Servidores do hospital de Planaltina participaram, nessa quarta-feira (12), de uma sensibilização para o Programa Nacional de Gestão de Custos (PNGC), criado pelo Ministério da Saúde. A Secretaria de Saúde do Distrito Federal assinou um termo de cooperação técnica-operacional com o MS, para a implantação do programa de Gestão de Custos em saúde no DF, participando como projeto piloto. Após aprovação, será disseminado em todo o Brasil.

O programa é o conjunto de ações que visam promover a gestão de custos no âmbito do SUS por meio da geração, difusão e aperfeiçoamento de informações relevantes a custos e assim todos adotem de forma efetiva a ferramenta gerencial de Gestão de Custos em todas as unidades de saúde para promover melhor uso dos recursos públicos e a qualificação da gestão em saúde.

Com o programa funcionando em toda a rede, espera-se que haja maior controle, possibilitando, por exemplo, comparar unidades com o mesmo perfil e medir os custos de um paciente no Sistema Único de Saúde (SUS). “A transparência e a precisão das informações serão a ferramenta de decisão fundamental para a tomada de decisão dos gestores”, relata supervisora da implantação da Gestão de custos do DF, Inez Cristina Ortega Cardoso.

O programa contará ainda com uma ferramenta desenvolvida especificamente para ajudar na apuração dos custos, o software chamado APURASUS. O programa promete fornecer de forma estruturada e padronizada as informações necessárias para os gestores tomarem decisões sobre como alocar os recursos. “Os coordenadores e diretores conhecerão melhor a realidade de sua regional e assim gastarão com mais qualidade”, relata Inez.

Entre as regionais que participam do projeto piloto, está o Hospital Materno Infantil de Brasília (HMIB), Hospital de Base, Hospital de Taguatinga, Hospital de Ceilândia, Hospital de Santa Maria, o HRAN, Hospital de Sobradinho.

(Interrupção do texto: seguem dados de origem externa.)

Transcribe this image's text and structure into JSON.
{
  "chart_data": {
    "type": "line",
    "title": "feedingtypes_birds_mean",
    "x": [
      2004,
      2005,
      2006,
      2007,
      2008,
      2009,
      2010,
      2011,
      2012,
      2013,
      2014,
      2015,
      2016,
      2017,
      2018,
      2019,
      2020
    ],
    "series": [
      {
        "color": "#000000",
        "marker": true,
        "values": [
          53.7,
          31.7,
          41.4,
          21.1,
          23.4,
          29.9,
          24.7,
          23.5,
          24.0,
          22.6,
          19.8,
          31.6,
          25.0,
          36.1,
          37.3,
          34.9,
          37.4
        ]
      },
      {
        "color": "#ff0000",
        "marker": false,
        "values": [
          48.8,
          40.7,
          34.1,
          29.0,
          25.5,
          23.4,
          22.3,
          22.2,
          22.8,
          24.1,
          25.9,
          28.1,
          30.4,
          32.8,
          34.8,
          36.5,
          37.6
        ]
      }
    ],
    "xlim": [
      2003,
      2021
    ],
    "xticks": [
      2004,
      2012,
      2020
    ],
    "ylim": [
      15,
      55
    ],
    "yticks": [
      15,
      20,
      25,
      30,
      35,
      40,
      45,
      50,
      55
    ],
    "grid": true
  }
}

Hospital de Gama, Hospital São Vicente, Hospital da Criança, UPA do Recanto das Emas e a UPA de São Sebastião e agora o Hospital de Planaltina.

Segundo a chefe do Núcleo de Custos do hospital do HRPL, Sara Loreto, o monitoramento dos gastos vai possibilitar uma gestão mais efetiva. “Os setores passaram a fornecer continuamente as informações que precisamos para um planejamento mais apurado”, diz.

A coordenadora-geral de saúde de Planaltina, Mônica Rocha Rodrigues, destaca a importância do programa. “tomaremos decisões baseadas em dados fidedignos a realidade, que certamente proporcionará vantagens tanto para o servidor, como para o usuário”, conclui.